The ADB’s updated country partnership strategy for Nepal considers development challenges in a federal system, the strategic objectives and priorities of the government, the activities of other development partners in the country and the best use of the Bank’s limited resources.

Nepal has made notable economic and social progress in recent years. This includes the increase in literacy rate, decline of poverty rate and gender disparities have narrowed. Nepal aims to achieve the Sustainable Development Goals by 2030. However, poverty is still high in rural areas and among socially disadvantaged groups.

The ADB has been a long term development partner of Nepal since 1966 totaling US $ 5.8 billion and technical assistance of $ 0.2 billion. The current ADB portfolio consists of 36 projects amounting to $ 2.8 billion and 18 technical assistance projects worth $ 26.34 million. In 2018, ADB committed five projects for Nepal, with loans and grants totaling $ 592 million and technical assistance of $ 8.01 million. The ADB will continue to work with Nepal to build sound institutional capacities for sector planning, high project readiness, effective implementation and sustainable asset management to take the country forward, he said.

In going forward in focusing the regional development, the Nepal power sector is looking forward to its export potential.

A tripartite discussion on cross-border hydropower trade needs to start now as Nepal’s power export potential is growing fast with the scope of selling it to Bangladesh as well, he said.

Khamudkhanov said the Manila-based lending agency is supporting three countries in setting up cross-border transmission lines in the context of regional cooperation.

“Power export opportunity by Nepal would be growing very fast. Setting up of hydropower plants would create a scope of exporting power to Bangladesh too,” he said.

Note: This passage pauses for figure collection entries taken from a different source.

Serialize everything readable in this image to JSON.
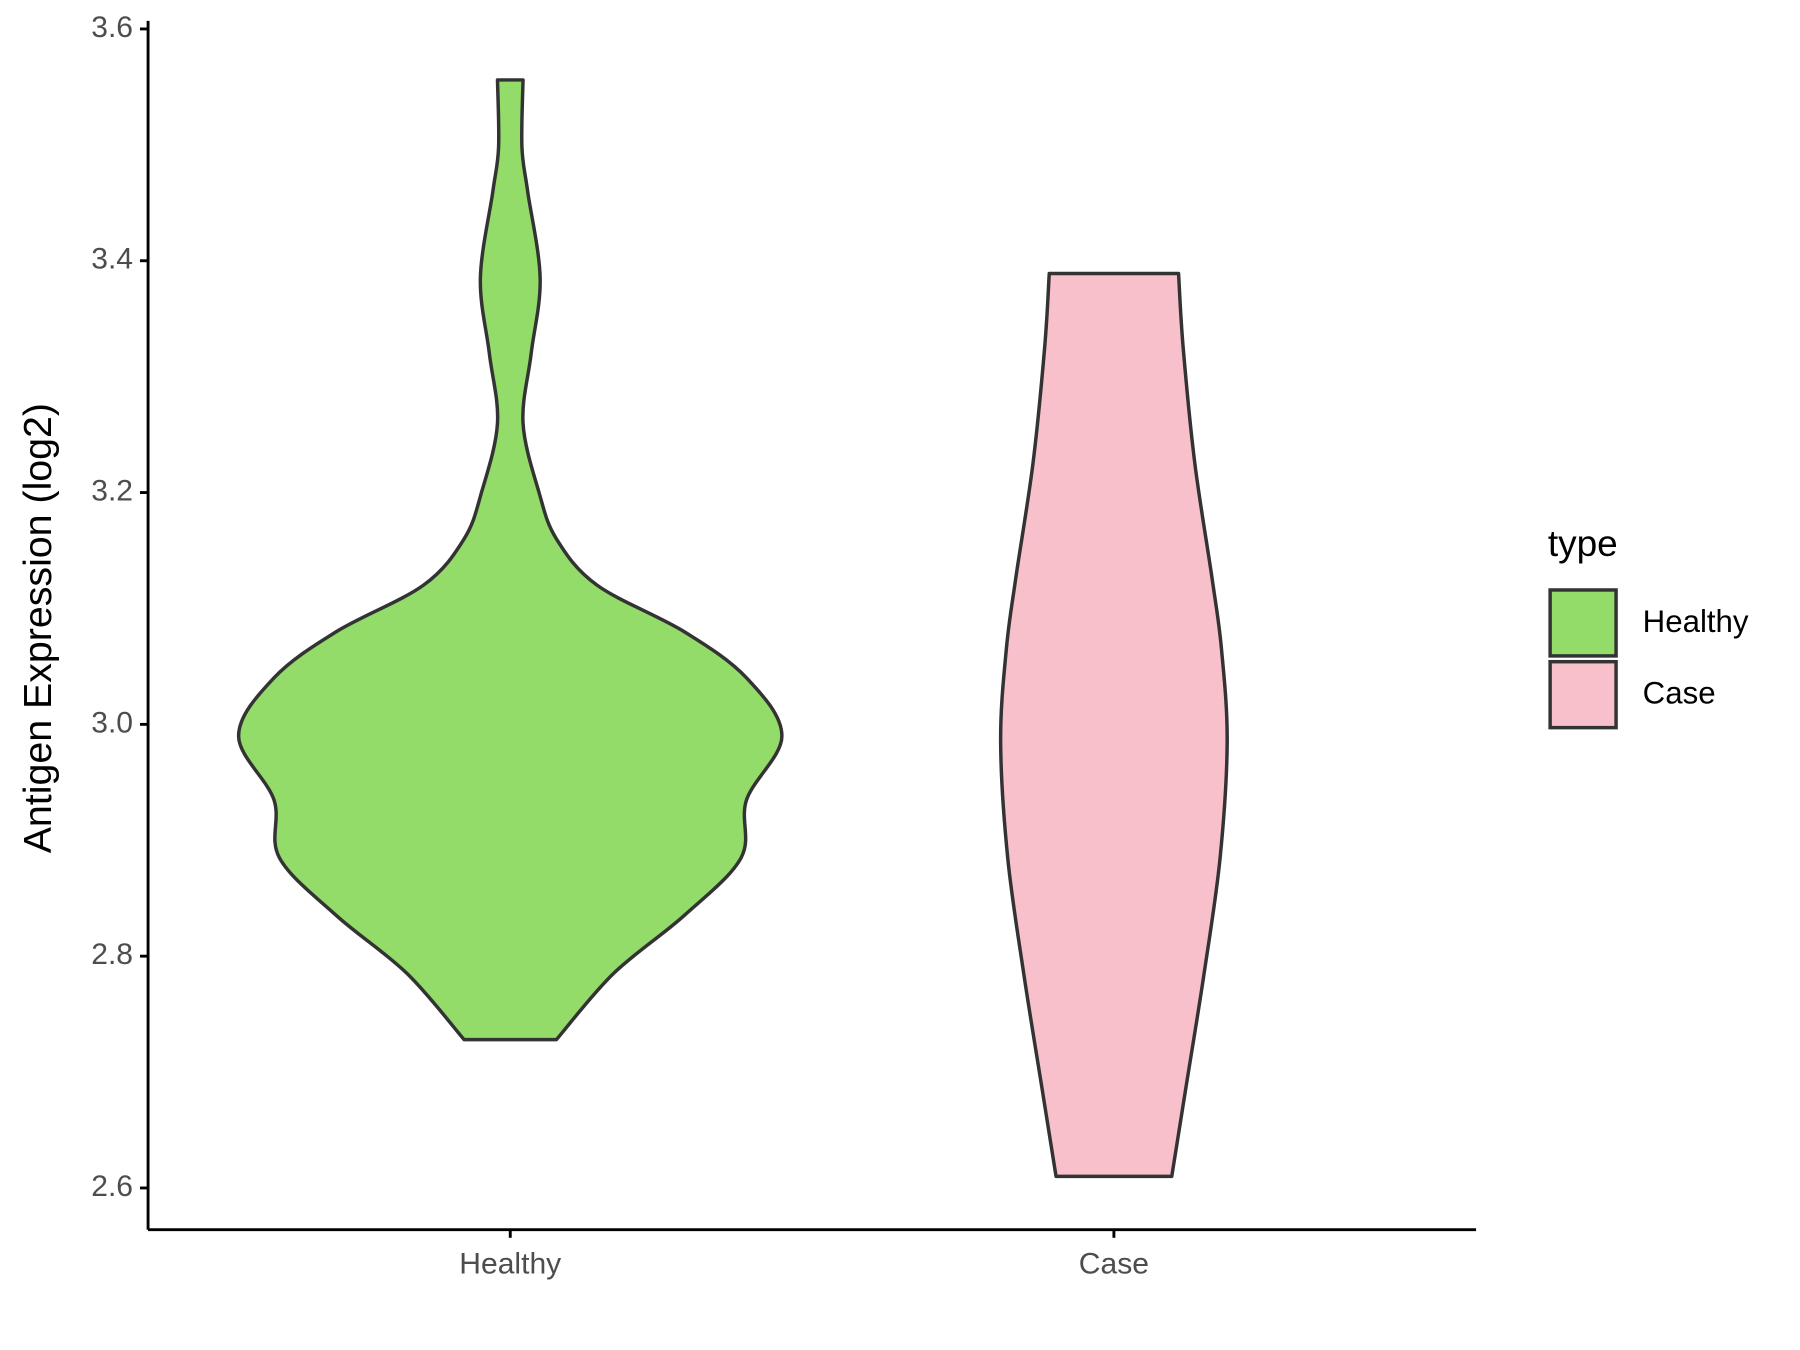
{
  "chart_data": {
    "type": "violin",
    "y_label": "Antigen Expression (log2)",
    "categories": [
      "Healthy",
      "Case"
    ],
    "ylim": [
      2.564,
      3.607
    ],
    "yticks": [
      {
        "value": 2.6,
        "label": "2.6"
      },
      {
        "value": 2.8,
        "label": "2.8"
      },
      {
        "value": 3.0,
        "label": "3.0"
      },
      {
        "value": 3.2,
        "label": "3.2"
      },
      {
        "value": 3.4,
        "label": "3.4"
      },
      {
        "value": 3.6,
        "label": "3.6"
      }
    ],
    "legend_title": "type",
    "legend": "right",
    "series": [
      {
        "name": "Healthy",
        "color": "#93dc6a",
        "y": [
          2.728,
          2.785,
          2.835,
          2.885,
          2.935,
          2.99,
          3.04,
          3.08,
          3.12,
          3.16,
          3.2,
          3.26,
          3.32,
          3.385,
          3.46,
          3.498,
          3.556
        ],
        "widths": [
          0.17,
          0.38,
          0.64,
          0.85,
          0.87,
          1.0,
          0.87,
          0.64,
          0.32,
          0.17,
          0.106,
          0.047,
          0.077,
          0.11,
          0.064,
          0.043,
          0.047
        ]
      },
      {
        "name": "Case",
        "color": "#f8c0cb",
        "y": [
          2.61,
          2.685,
          2.785,
          2.885,
          2.985,
          3.065,
          3.125,
          3.225,
          3.325,
          3.389
        ],
        "widths": [
          0.213,
          0.264,
          0.332,
          0.391,
          0.417,
          0.396,
          0.362,
          0.298,
          0.255,
          0.238
        ]
      }
    ]
  }
}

“Most of the hydropower plants in Nepal are near the Indian border and ADB and other development partners have already invested in setting up cross-border transmission lines under regional cooperation.

That is why, a tripartite meeting between India, Nepal and Bangladesh is necessary,” he said, adding that power export to Bangladesh is dependent on intergovernmental dialogue and speedy development of transmission lines,” he said.

He also said ADB is financing the backbone transmission line of Nepal along with other development partners and some other cross-border transmission line projects are in the pipeline.

The joint steering committee on India-Nepal cooperation in its seventh meeting in October also agreed to hold tripartite meeting in three months to fix transmission modalities and commercial terms for the use of Indian grid for getting power by Bangladesh.

Nepal has the potential to generate 40,000 megawatt of hydropower due to its geographical location.

Bangladesh now imports 100mw power from India but started negotiations with Bhutan and Myanmar to bring in more due to its growing demand for power in line with the economic growth stated highest among south Asian countries.

The ADB country director said there is a progress in discussion on power trade.

The ADB focuses more on expanding regional cooperation and will be happy to work more on it, he said, adding that the government-level discussion must continue to be beneficiary.

Under South Asia Sub-regional Economic Cooperation (SASEC) and South Asia Tourism Infrastructure Development (SATID) projects, the ADB is assisting south Asian countries including Bangladesh, India , Sri Lanka and Nepal.

In Nepal, the upgrading of east-west highway and Gautam Buddha Airport are going on under SASEC and SATID projects. These development activities will have spill over effect that will benefit regional countries, he said.